Note that this part's scores will mainly reflect the correctness of your design.
4 Conversion to VHDL and Area and Delay Reports from Synopsys's De- sign Vision
First of all , please note that you need to complete this Design Vision (DV) part to get points for the Quartus part, as the Quartus + DV portions form an integrated implementation and analysis portion.
1. Convert the following different levels of the ACL adder circuit schematic to VHDL: 8-bit, 16-bit, 32-bit and 64-bit). Convert only the 64-bit schematic of the other two adders to VHDL.
2. Transfer the VHDL files to the ECE compute server in your directory for this project and use DV as explained in the tutorial session and documentation provided to you to compile the designs (synthesize the circuits) with all efforts set at the "medium" level.

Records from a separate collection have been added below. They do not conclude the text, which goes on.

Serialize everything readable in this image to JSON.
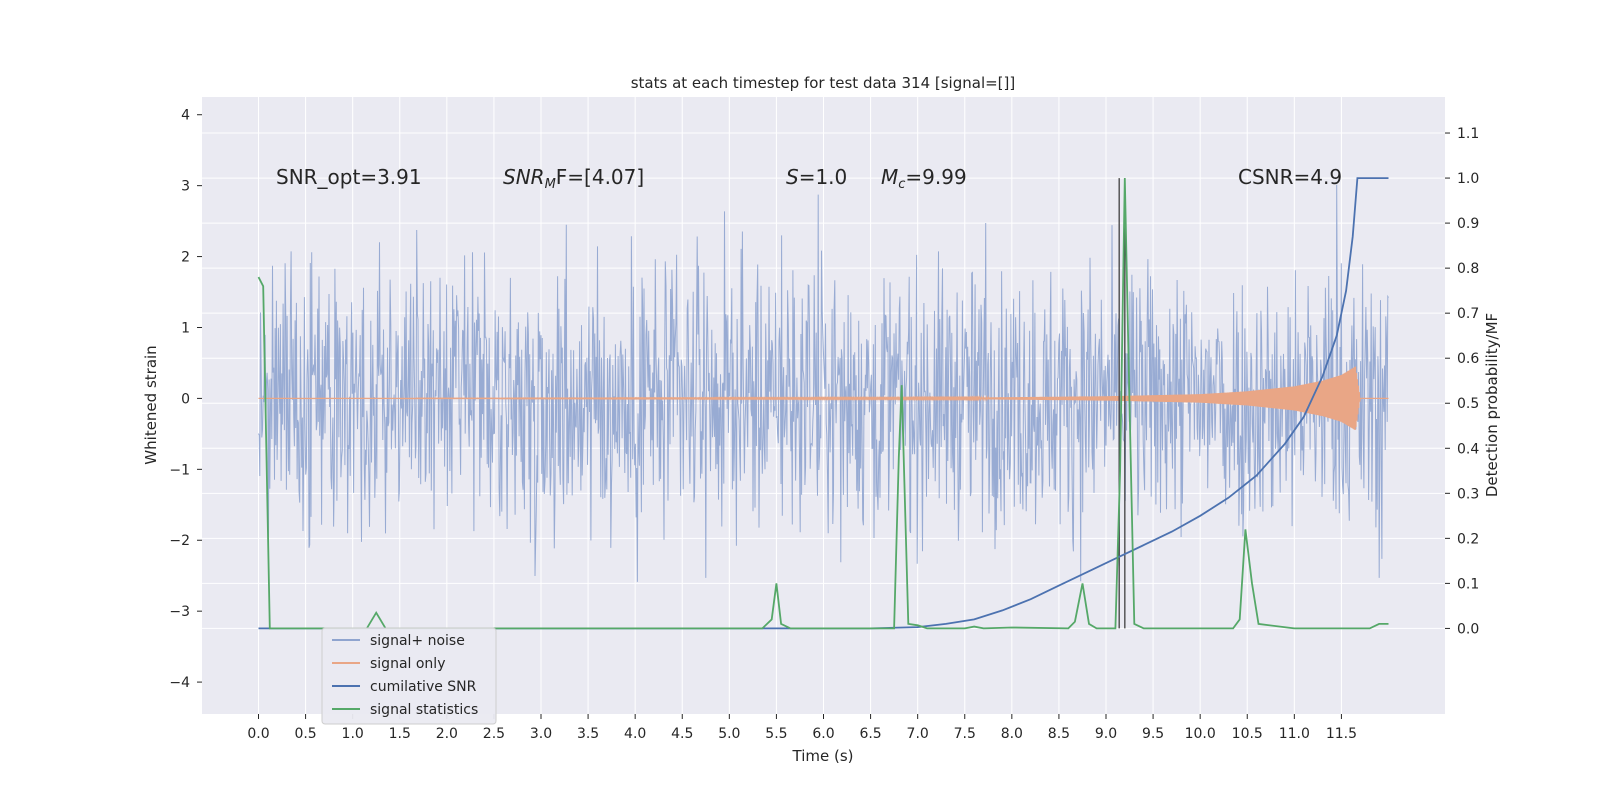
{
  "chart_data": {
    "type": "line",
    "title": "stats at each timestep for test data 314 [signal=[]]",
    "xlabel": "Time (s)",
    "ylabel_left": "Whitened strain",
    "ylabel_right": "Detection probability/MF",
    "xlim": [
      -0.6,
      12.6
    ],
    "ylim_left": [
      -4.45,
      4.25
    ],
    "ylim_right": [
      -0.19,
      1.18
    ],
    "x_ticks": [
      "0.0",
      "0.5",
      "1.0",
      "1.5",
      "2.0",
      "2.5",
      "3.0",
      "3.5",
      "4.0",
      "4.5",
      "5.0",
      "5.5",
      "6.0",
      "6.5",
      "7.0",
      "7.5",
      "8.0",
      "8.5",
      "9.0",
      "9.5",
      "10.0",
      "10.5",
      "11.0",
      "11.5"
    ],
    "y_ticks_left": [
      "4",
      "3",
      "2",
      "1",
      "0",
      "−1",
      "−2",
      "−3",
      "−4"
    ],
    "y_ticks_right": [
      "1.1",
      "1.0",
      "0.9",
      "0.8",
      "0.7",
      "0.6",
      "0.5",
      "0.4",
      "0.3",
      "0.2",
      "0.1",
      "0.0"
    ],
    "grid": true,
    "legend_position": "lower-left",
    "annotations": {
      "snr_opt": "SNR_opt=3.91",
      "snr_mf_main": "SNR",
      "snr_mf_sub": "M",
      "snr_mf_rest": "F=[4.07]",
      "s_main": "S",
      "s_rest": "=1.0",
      "mc_main": "M",
      "mc_sub": "c",
      "mc_rest": "=9.99",
      "csnr": "CSNR=4.9"
    },
    "vertical_lines": [
      9.14,
      9.2
    ],
    "series": [
      {
        "name": "signal+ noise",
        "axis": "left",
        "color": "#8fa4cf",
        "description_values": "noise band approx ±2.2 with spikes up to ±3.9",
        "t_range": [
          0.0,
          12.0
        ]
      },
      {
        "name": "signal only",
        "axis": "left",
        "color": "#e9a686",
        "envelope": [
          [
            0.0,
            0.0
          ],
          [
            7.5,
            0.01
          ],
          [
            9.0,
            0.03
          ],
          [
            10.0,
            0.06
          ],
          [
            10.5,
            0.1
          ],
          [
            11.0,
            0.17
          ],
          [
            11.3,
            0.25
          ],
          [
            11.5,
            0.33
          ],
          [
            11.65,
            0.45
          ],
          [
            11.7,
            0.0
          ],
          [
            12.0,
            0.0
          ]
        ]
      },
      {
        "name": "cumilative SNR",
        "axis": "right",
        "color": "#4c72b0",
        "x": [
          0.0,
          6.5,
          7.0,
          7.3,
          7.6,
          7.9,
          8.2,
          8.5,
          8.8,
          9.1,
          9.4,
          9.7,
          10.0,
          10.3,
          10.6,
          10.9,
          11.1,
          11.3,
          11.45,
          11.55,
          11.62,
          11.67,
          12.0
        ],
        "y": [
          0.0,
          0.0,
          0.003,
          0.01,
          0.02,
          0.04,
          0.065,
          0.095,
          0.125,
          0.155,
          0.185,
          0.215,
          0.25,
          0.29,
          0.34,
          0.41,
          0.47,
          0.56,
          0.65,
          0.75,
          0.87,
          1.0,
          1.0
        ]
      },
      {
        "name": "signal statistics",
        "axis": "right",
        "color": "#55a868",
        "x": [
          0.0,
          0.05,
          0.12,
          0.2,
          1.15,
          1.25,
          1.35,
          1.45,
          5.35,
          5.45,
          5.5,
          5.55,
          5.65,
          6.75,
          6.8,
          6.83,
          6.9,
          7.0,
          7.1,
          7.5,
          7.6,
          7.7,
          8.0,
          8.6,
          8.67,
          8.75,
          8.82,
          8.9,
          9.1,
          9.15,
          9.2,
          9.25,
          9.3,
          9.4,
          10.35,
          10.42,
          10.48,
          10.55,
          10.62,
          11.0,
          11.8,
          11.9,
          12.0
        ],
        "y": [
          0.78,
          0.76,
          0.0,
          0.0,
          0.0,
          0.035,
          0.0,
          0.0,
          0.0,
          0.02,
          0.1,
          0.01,
          0.0,
          0.0,
          0.38,
          0.54,
          0.01,
          0.007,
          0.0,
          0.0,
          0.004,
          0.0,
          0.002,
          0.0,
          0.015,
          0.1,
          0.01,
          0.0,
          0.0,
          0.35,
          1.0,
          0.5,
          0.01,
          0.0,
          0.0,
          0.02,
          0.22,
          0.1,
          0.01,
          0.0,
          0.0,
          0.01,
          0.01
        ]
      }
    ]
  },
  "legend": {
    "item0": "signal+ noise",
    "item1": "signal only",
    "item2": "cumilative SNR",
    "item3": "signal statistics"
  },
  "colors": {
    "plot_bg": "#eaeaf2",
    "grid": "#ffffff",
    "noise": "#8fa4cf",
    "signal": "#e9a686",
    "csnr": "#4c72b0",
    "stats": "#55a868",
    "vline": "#404040"
  }
}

Provide all levels of schematics obtained after Design Compilation.
3. Then collect delay (using STA) and area reports (in this case, total area A1 and total cell area A2) for six circuits: 8-bit, 16-bit, 32-bit and 64-bit ACL adders, and 64-bit DAC/CS adder and 64-bit RCA. Provide these three metrics in one table for all six circuits (circuit along rows and metrics along columns). Also include the delay and area reports for all six circuits verbatim in an Appendix at the end of your report..
Comment on the relative differences of the A2 and delay metrics of the three 64-bit adders, and analytically explain whether this is expected or not.
Note that this part's scores will mainly reflect the cost (A2) and speed of your design.
4. Plot the delay (Y axis) versus the number of input bits (X axis) for the four ACL adder circuits: 8- bit, 16-bit, 32-bit and 64-bit, and do a curve fitting of this plot. Include this plot in your report and comment on what this empirical data says about the delay function of a general n-bit ACL adder circuit as a function of n, for n a power of 2.
Also comment on whether and why or why not, this plot is consistent, in terms of order notation (i.e., in terms of the dominating term), with the analytical delay expression you obtained earlier for an n-bit ACL adder.
5. Plot the total cell area A2 (Y axis) versus the number of input bits (X axis) for the four ACL adder circuits: 8-bit, 16-bit, 32-bit and 64-bit, and do a curve fitting of this plot. Include this plot in your report and comment on what this empirical data says about the total cell area function of a general n-bit ACL adder circuit as a function of n, for n a power of 2.
Also comment on whether and why or why not, this plot is consistent, in order notation (i.e., in terms of the dominating term), with the analytical expression you obtained earlier for the total cost of an n-bit ACL adder.
5 Report Preparation and Design File Submissions
You need to submit a clearly written project report detailing all your work including all the steps and re- sults of the design process (discussed in the different parts of the design and Quartus sections), use of the schematic capture tool, simulation results of component(s) and the final design, and other findings, if any, and conclusions.
The report should be professionally written using a text processing software (e.g., MS Word, latex), and all figures, plots, tables, etc. in it should also be generated preferably using some software tool. You should avoid hand-drawn/written material. The report should finally be converted to a pdf file. Finally, to reiterate, just after the report title and team member names, clearly specify the number of inputs for which you get correct outputs (as seen in Quartus's timing simulation).
Along with the report, you'll need to submit all your Quartus design files (using the Archive Project feature) as well as all VHDL files (as a zip or rar file). The TA will send more details on the files to submit. Submit only one set of report plus design files per team.